Abstract Expressionism is an innovation closely associated with art of the mid-20th century, a period when new gestural approaches to painting rendered even the artist’s brush obsolete. Yet many followers of this movement did not reject representation outright. Instead, they forged a productive dialogue between the two modes, incorporating references to recognizable imagery and emphasizing the artist’s own process as an alternate path to realistic depiction.

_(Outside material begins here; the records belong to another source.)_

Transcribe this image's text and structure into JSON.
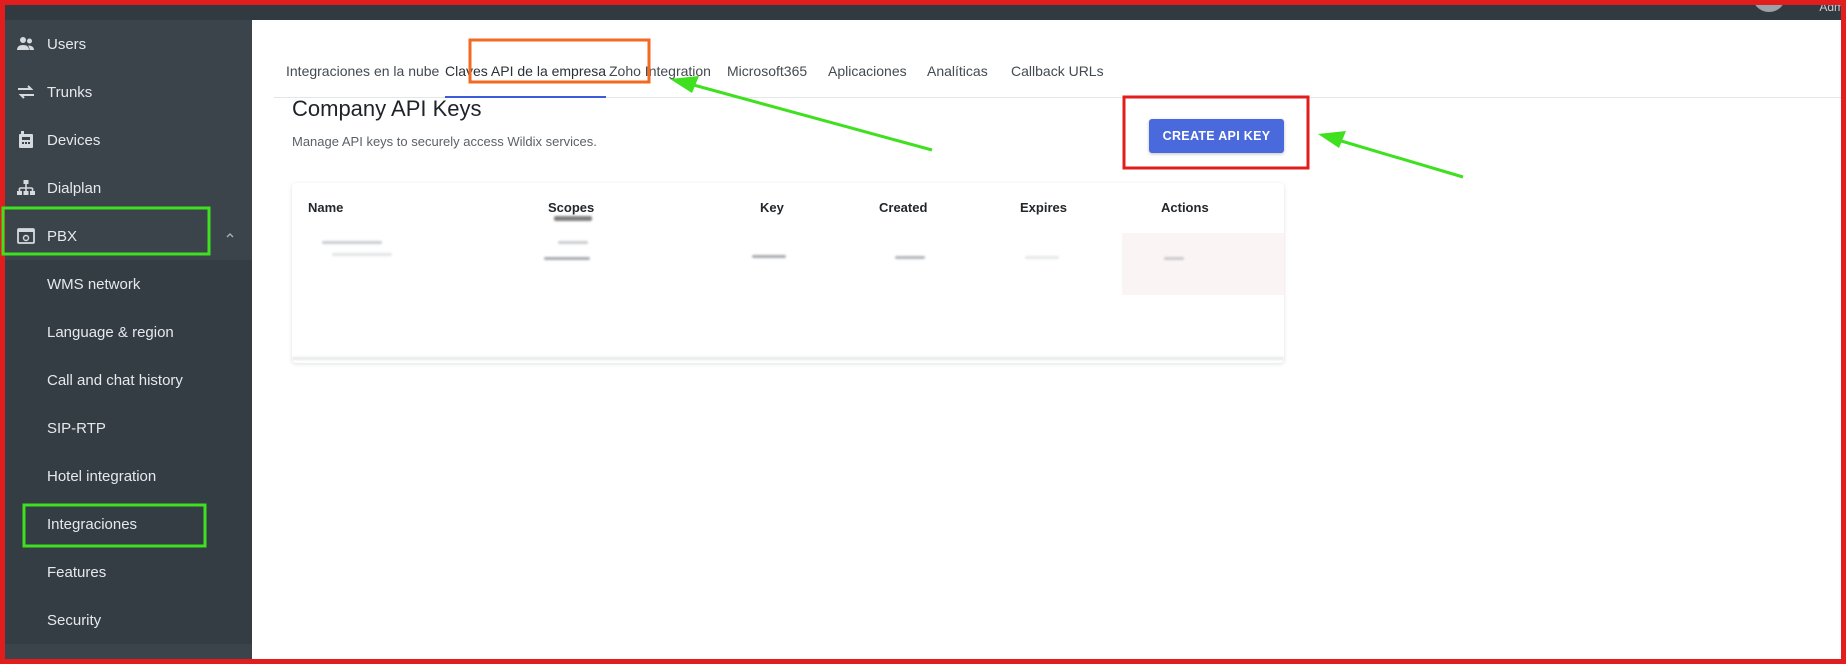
{
  "header": {
    "user_label": "Adm"
  },
  "sidebar": {
    "items": [
      {
        "label": "Users",
        "icon": "users-icon"
      },
      {
        "label": "Trunks",
        "icon": "trunks-icon"
      },
      {
        "label": "Devices",
        "icon": "devices-icon"
      },
      {
        "label": "Dialplan",
        "icon": "dialplan-icon"
      },
      {
        "label": "PBX",
        "icon": "pbx-icon",
        "expanded": true
      }
    ],
    "pbx_subitems": [
      {
        "label": "WMS network"
      },
      {
        "label": "Language & region"
      },
      {
        "label": "Call and chat history"
      },
      {
        "label": "SIP-RTP"
      },
      {
        "label": "Hotel integration"
      },
      {
        "label": "Integraciones",
        "selected": true
      },
      {
        "label": "Features"
      },
      {
        "label": "Security"
      }
    ]
  },
  "tabs": [
    {
      "label": "Integraciones en la nube"
    },
    {
      "label": "Claves API de la empresa",
      "active": true
    },
    {
      "label": "Zoho Integration"
    },
    {
      "label": "Microsoft365"
    },
    {
      "label": "Aplicaciones"
    },
    {
      "label": "Analíticas"
    },
    {
      "label": "Callback URLs"
    }
  ],
  "main": {
    "title": "Company API Keys",
    "subtitle": "Manage API keys to securely access Wildix services.",
    "create_button": "CREATE API KEY",
    "table": {
      "columns": [
        "Name",
        "Scopes",
        "Key",
        "Created",
        "Expires",
        "Actions"
      ]
    }
  },
  "colors": {
    "sidebar_bg": "#3b434b",
    "accent": "#4a69dd",
    "annotation_red": "#e11d1d",
    "annotation_green": "#3fe01f",
    "annotation_orange": "#f26a21"
  }
}
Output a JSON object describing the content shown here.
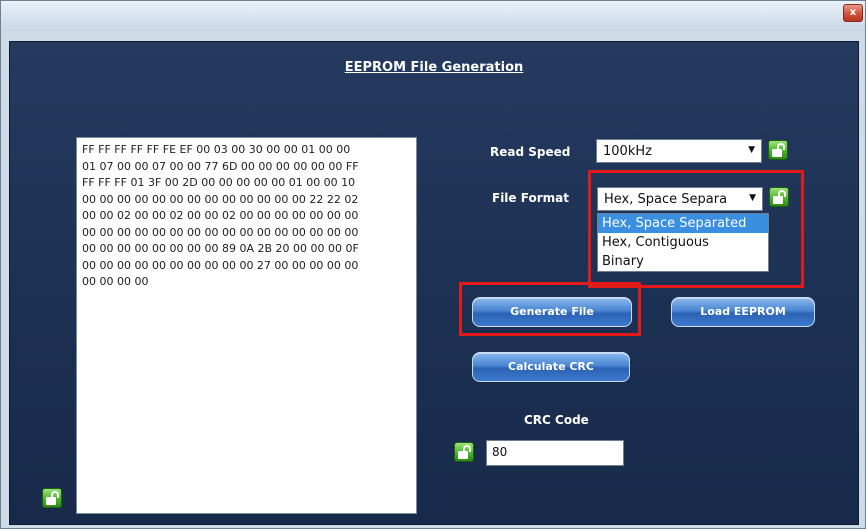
{
  "window": {
    "close_glyph": "x"
  },
  "panel": {
    "title": "EEPROM File Generation"
  },
  "eeprom_data": {
    "lines": [
      "FF FF FF FF FF FE EF 00 03 00 30 00 00 01 00 00",
      "01 07 00 00 07 00 00 77 6D 00 00 00 00 00 00 FF",
      "FF FF FF 01 3F 00 2D 00 00 00 00 00 01 00 00 10",
      "00 00 00 00 00 00 00 00 00 00 00 00 00 22 22 02",
      "00 00 02 00 00 02 00 00 02 00 00 00 00 00 00 00",
      "00 00 00 00 00 00 00 00 00 00 00 00 00 00 00 00",
      "00 00 00 00 00 00 00 00 89 0A 2B 20 00 00 00 0F",
      "00 00 00 00 00 00 00 00 00 00 27 00 00 00 00 00",
      "00 00 00 00"
    ]
  },
  "read_speed": {
    "label": "Read Speed",
    "value": "100kHz"
  },
  "file_format": {
    "label": "File Format",
    "value": "Hex, Space Separa",
    "options": [
      "Hex, Space Separated",
      "Hex, Contiguous",
      "Binary"
    ],
    "selected_index": 0
  },
  "buttons": {
    "generate": "Generate File",
    "load": "Load EEPROM",
    "crc": "Calculate CRC"
  },
  "crc": {
    "label": "CRC Code",
    "value": "80"
  },
  "icons": {
    "lock": "unlocked-padlock-icon"
  },
  "colors": {
    "highlight": "#e21a1a",
    "panel": "#1d3154",
    "button": "#3c7ad0"
  }
}
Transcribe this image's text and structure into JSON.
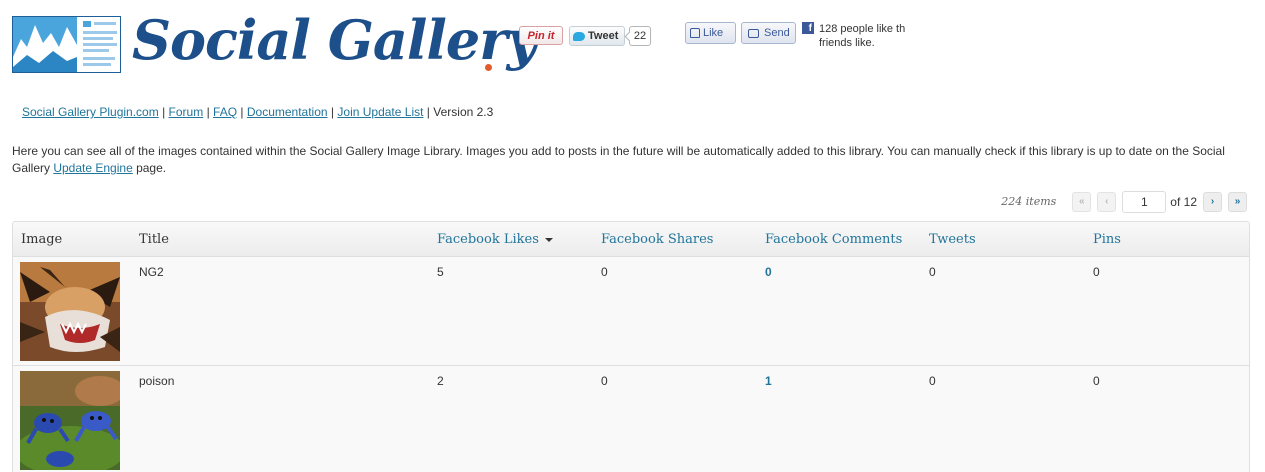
{
  "header": {
    "logo_text": "Social Gallery",
    "pin_label": "Pin it",
    "tweet_label": "Tweet",
    "tweet_count": "22",
    "like_label": "Like",
    "send_label": "Send",
    "fb_social_text": "128 people like th friends like."
  },
  "links": {
    "items": [
      "Social Gallery Plugin.com",
      "Forum",
      "FAQ",
      "Documentation",
      "Join Update List"
    ],
    "separator": "|",
    "version": "Version 2.3"
  },
  "description": {
    "text_before": "Here you can see all of the images contained within the Social Gallery Image Library. Images you add to posts in the future will be automatically added to this library. You can manually check if this library is up to date on the Social Gallery ",
    "link": "Update Engine",
    "text_after": " page."
  },
  "pagination": {
    "items_text": "224 items",
    "first": "«",
    "prev": "‹",
    "current_page": "1",
    "of_text": "of 12",
    "next": "›",
    "last": "»"
  },
  "table": {
    "columns": [
      "Image",
      "Title",
      "Facebook Likes",
      "Facebook Shares",
      "Facebook Comments",
      "Tweets",
      "Pins"
    ],
    "rows": [
      {
        "title": "NG2",
        "likes": "5",
        "shares": "0",
        "comments": "0",
        "tweets": "0",
        "pins": "0",
        "image": "tiger-photo"
      },
      {
        "title": "poison",
        "likes": "2",
        "shares": "0",
        "comments": "1",
        "tweets": "0",
        "pins": "0",
        "image": "blue-frogs-photo"
      }
    ]
  },
  "colors": {
    "link": "#21759b",
    "brand": "#1d4f8a",
    "facebook": "#3b5998"
  }
}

The Norton Simon Museum presents Alternate Realities, an exhibition focusing on four groundbreaking painters who were active in Los Angeles or the Bay Area in the 1950s and 1960s and who deployed figuration in an otherwise abstract vocabulary. John Altoon, a trained illustrator, developed idiosyncratic arrangements that allude to body parts, organic objects, even a pair of striped pants, while refusing to cohere into legible narratives. Richard Diebenkorn painted richly colored, nonrepresentational pictures for nearly a decade before turning to still lifes, interiors, and figure studies in the mid-195os. He and Frank Lobdell shared a commitment to life drawing, and both painters honed their treatment of light and shade through a weekly practice of sketching the nude. Emerson Woelffer created compositions with torn paper and painted pictographic marks using a method he termed “abstract surrealism,” in which shapes emerge unconsciously through the act of making.
Drawn entirely from the Norton Simon Museum’s expansive holdings of post war American art, Alternate Realities explores the ways in which artists challenged the limitations of pure, gestural abstraction by exploiting the resonance of figural forms.
Alternate Realities: Altoon, Diebenkorn, Lobdell, Woelffer is on view through August 22, 2022.